Employers are responsible for several things under the H-1B program [not to be confused with the employer’s obligations under the Immigration Reform and Control Act – IRCA]. For instance, an H-1B employer is liable for return transportation if the foreign worker is dismissed before the expiration of the authorized period of stay. Some of the employer’s obligations are listed below:
- The Employer is required to maintain documentation to meet its burden of proof with respect to the validity of the statements made in its LCA and the accuracy of information provided, in the event that such statement or information is challenged. The employer shall also maintain such documentation at its principal place of business in the U.S. and shall make such documentation available to Department of Labor for inspection and copying upon request.
- The employer must also inform U.S. workers of the intent to hire a foreign worker by posting the completed LCA, Form ETA 9035E, for the position. The posting must occur within the 30-day period preceding the date that the labor condition applications is submitted to the DOL. Posting may occur in one of two methods: hard copy or electronic notice. The hard copy notice must be given to the bargaining representative for workers in the occupation or, if there is no bargaining representative, be posted for 10 consecutive days in at least two conspicuous locations at each place of employment where any H-1B, H-1B1, or E-3 nonimmigrant will be employed. Distribution can be by whatever means the employer normally communicates with its employees (i.e., e-mail, bulletin board, and home web page). A copy of the LCA must also be provided to each nonimmigrant.

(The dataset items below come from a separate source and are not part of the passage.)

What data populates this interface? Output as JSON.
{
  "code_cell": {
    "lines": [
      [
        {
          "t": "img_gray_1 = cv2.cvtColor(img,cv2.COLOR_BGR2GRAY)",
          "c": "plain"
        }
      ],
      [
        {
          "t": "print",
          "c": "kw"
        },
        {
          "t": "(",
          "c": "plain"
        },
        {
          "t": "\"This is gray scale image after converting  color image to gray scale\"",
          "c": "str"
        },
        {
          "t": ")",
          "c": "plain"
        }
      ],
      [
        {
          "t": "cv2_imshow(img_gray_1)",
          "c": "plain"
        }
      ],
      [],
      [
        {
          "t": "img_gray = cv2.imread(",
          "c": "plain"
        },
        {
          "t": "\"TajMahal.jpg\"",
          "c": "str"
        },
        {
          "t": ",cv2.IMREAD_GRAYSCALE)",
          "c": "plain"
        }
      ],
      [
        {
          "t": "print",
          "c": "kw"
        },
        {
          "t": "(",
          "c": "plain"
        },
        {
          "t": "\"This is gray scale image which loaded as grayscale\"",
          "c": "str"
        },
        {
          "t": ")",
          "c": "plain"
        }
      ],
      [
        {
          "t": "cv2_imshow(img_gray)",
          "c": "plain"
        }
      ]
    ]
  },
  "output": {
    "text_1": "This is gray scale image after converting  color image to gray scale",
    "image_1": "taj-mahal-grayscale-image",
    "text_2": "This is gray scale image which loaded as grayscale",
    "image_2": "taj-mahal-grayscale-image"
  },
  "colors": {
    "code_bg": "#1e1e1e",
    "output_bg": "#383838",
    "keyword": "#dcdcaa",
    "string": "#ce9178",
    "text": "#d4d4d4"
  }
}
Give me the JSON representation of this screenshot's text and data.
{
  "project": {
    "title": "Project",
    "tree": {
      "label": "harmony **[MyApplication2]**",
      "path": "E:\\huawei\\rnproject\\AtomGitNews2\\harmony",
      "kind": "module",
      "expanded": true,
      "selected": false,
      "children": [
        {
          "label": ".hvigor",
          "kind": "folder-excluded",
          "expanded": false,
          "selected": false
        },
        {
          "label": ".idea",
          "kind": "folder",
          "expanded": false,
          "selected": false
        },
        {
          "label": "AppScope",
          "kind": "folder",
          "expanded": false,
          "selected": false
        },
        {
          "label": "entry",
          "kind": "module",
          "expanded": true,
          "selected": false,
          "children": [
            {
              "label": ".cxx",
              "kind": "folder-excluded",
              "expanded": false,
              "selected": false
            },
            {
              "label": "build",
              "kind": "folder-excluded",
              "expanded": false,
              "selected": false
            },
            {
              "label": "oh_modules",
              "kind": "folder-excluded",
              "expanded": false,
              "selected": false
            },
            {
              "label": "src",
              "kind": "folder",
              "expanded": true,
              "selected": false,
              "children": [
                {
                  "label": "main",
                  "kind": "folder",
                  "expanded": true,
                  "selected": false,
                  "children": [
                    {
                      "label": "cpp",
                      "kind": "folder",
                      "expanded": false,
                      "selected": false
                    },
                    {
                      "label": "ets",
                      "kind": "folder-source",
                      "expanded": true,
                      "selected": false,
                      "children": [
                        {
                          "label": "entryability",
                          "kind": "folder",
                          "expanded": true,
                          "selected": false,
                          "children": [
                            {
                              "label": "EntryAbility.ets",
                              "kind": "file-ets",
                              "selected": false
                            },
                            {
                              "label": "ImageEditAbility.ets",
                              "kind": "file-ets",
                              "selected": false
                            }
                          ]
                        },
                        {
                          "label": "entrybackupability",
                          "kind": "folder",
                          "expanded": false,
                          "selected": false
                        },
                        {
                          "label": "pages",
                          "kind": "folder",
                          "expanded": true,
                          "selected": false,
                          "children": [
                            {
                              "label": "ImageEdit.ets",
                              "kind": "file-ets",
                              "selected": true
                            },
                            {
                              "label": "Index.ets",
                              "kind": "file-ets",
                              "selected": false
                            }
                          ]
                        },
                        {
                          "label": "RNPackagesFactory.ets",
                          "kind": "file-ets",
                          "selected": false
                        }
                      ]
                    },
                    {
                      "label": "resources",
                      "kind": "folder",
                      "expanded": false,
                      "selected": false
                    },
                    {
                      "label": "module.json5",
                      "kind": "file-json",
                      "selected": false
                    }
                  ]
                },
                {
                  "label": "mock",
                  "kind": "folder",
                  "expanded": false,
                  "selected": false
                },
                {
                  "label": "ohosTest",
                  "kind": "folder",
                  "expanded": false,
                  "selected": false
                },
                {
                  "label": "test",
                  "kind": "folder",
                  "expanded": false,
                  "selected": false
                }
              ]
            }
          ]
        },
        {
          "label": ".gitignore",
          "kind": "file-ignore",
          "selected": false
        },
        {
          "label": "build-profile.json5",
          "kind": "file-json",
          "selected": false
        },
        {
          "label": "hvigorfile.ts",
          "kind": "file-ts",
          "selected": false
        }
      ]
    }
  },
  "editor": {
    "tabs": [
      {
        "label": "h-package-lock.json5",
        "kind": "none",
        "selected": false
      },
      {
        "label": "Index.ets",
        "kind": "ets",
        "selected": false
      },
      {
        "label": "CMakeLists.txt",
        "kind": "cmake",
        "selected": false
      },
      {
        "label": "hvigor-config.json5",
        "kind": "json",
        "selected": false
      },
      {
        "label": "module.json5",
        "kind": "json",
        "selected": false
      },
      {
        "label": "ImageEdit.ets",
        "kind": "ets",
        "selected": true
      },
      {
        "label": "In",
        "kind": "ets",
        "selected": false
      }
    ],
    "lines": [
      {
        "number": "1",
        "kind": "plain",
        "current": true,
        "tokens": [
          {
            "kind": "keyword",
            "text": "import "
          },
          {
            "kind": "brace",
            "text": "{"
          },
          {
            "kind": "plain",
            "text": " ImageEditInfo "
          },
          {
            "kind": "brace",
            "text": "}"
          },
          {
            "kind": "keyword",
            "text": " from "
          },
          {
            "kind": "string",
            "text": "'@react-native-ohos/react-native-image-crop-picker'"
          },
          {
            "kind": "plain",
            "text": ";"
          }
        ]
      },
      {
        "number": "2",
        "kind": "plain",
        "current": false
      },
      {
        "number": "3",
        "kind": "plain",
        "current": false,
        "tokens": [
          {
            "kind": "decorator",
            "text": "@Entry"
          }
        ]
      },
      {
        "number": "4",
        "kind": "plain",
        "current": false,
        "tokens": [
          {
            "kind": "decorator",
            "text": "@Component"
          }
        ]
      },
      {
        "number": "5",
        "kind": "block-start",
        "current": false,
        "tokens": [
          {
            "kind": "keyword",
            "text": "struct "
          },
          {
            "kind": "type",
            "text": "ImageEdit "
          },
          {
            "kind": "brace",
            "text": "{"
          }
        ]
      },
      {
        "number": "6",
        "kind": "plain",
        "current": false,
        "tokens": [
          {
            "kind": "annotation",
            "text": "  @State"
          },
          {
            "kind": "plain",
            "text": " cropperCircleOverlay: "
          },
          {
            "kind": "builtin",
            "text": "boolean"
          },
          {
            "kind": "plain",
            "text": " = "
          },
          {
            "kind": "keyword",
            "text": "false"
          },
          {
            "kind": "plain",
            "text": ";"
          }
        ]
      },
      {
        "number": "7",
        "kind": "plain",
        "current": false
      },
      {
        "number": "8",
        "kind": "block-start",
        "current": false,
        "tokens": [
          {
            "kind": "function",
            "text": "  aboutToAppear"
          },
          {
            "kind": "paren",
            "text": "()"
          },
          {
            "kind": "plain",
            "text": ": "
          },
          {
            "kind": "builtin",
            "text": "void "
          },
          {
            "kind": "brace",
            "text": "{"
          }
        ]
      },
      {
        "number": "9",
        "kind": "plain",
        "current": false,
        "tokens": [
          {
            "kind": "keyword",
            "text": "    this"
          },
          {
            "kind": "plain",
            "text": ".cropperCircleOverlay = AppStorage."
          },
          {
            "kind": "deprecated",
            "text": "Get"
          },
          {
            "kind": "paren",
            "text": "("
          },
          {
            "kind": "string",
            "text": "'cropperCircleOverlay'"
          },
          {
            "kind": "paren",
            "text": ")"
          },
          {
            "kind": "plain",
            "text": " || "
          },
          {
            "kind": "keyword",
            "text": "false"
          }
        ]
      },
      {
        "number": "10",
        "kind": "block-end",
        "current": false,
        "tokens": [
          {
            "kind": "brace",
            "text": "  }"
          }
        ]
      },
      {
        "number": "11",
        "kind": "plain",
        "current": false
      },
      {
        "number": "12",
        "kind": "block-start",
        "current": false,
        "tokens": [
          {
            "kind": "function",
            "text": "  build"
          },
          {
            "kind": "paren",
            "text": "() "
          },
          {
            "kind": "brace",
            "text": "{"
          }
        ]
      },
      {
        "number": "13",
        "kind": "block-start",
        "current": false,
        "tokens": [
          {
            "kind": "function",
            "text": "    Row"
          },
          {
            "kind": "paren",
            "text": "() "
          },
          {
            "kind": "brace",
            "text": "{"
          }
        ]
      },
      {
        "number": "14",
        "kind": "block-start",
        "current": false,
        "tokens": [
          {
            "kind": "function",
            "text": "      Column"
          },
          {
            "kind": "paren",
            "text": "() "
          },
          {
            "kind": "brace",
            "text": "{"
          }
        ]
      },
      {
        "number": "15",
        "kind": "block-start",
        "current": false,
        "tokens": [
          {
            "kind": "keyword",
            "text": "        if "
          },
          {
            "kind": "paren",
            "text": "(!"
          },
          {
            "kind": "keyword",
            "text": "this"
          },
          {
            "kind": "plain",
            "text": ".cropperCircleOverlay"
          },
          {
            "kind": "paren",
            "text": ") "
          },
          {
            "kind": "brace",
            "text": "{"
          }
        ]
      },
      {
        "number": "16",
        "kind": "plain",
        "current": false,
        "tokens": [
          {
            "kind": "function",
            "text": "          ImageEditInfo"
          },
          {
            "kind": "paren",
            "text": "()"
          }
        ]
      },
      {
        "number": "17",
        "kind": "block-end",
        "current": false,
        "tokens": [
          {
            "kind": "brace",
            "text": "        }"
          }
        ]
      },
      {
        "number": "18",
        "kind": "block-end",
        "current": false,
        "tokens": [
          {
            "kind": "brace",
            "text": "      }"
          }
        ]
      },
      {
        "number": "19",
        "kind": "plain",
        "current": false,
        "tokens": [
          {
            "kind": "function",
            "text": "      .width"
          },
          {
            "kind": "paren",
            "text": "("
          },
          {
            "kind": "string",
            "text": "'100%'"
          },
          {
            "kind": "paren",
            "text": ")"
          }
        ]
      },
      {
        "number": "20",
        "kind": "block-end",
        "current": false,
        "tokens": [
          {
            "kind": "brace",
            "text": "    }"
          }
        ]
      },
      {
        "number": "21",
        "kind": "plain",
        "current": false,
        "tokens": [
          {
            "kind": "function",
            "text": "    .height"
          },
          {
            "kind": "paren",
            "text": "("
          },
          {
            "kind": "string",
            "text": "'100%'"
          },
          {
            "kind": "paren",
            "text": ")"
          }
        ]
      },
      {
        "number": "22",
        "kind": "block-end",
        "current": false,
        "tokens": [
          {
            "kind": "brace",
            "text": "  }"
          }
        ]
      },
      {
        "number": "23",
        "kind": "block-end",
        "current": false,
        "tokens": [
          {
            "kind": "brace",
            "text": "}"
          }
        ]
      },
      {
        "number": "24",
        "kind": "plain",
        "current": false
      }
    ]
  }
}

- The employer shall make the LCA and necessary supporting documentation available for public examination at the employer's principal place of business in the U.S. or the place of employment within one working day after the date on which the LCA is filed with DOL.
The employer shall not allow the nonimmigrant worker to begin work until USCIS grants the worker authorization to work in the U.S. for that employee or, in the case of a nonimmigrant who is already in H-1B status and is changing employment, to another employer until the new employer files a petition supported by a certified LCA.
What is the duration of the H-1B Visa?
The H-1B Visa is granted for three years at a time up to a maximum of six years. After the initial period of three years, the Employer is required to file a petition seeking an extension of the initial period for three additional years. Under two circumstances, the individual is allowed to stay beyond the six-year period:
- A beneficiary of an employment-based first, second or third preference immigrant petition who is eligible for permanent residence but for the application of the per-country limits may obtain extension of the H-1B status until the adjustment of status is decided.
H-1B status can be renewed in one-year increments for beneficiaries of any employment-based petition until adjustment processing is completed as long as 365 days or more have elapsed since the labor certification application, or immigrant petition [Form I-140] was filed.
When can the H-1B Worker begin work?
A new H1-B applicant must await approval of his/her nonimmigrant petition before beginning work. However, if the beneficiary is already an H1-B worker and is merely seeking to change employers, he/she may begin the new employment upon filing of the petition and need not wait for the petition to be approved. The petition must always be non-frivolous and the beneficiary must be a nonimmigrant admitted to the U.S. in H-1B status, must not have been employed without authorization before the petition was filed, and must be in valid status when the petition is filed.
Can part time work be considered for H-1B Visa?
An individual may be employed either part-time, or full-time in H-1B status. More importantly, one can work with two employers concurrently in H-1B status.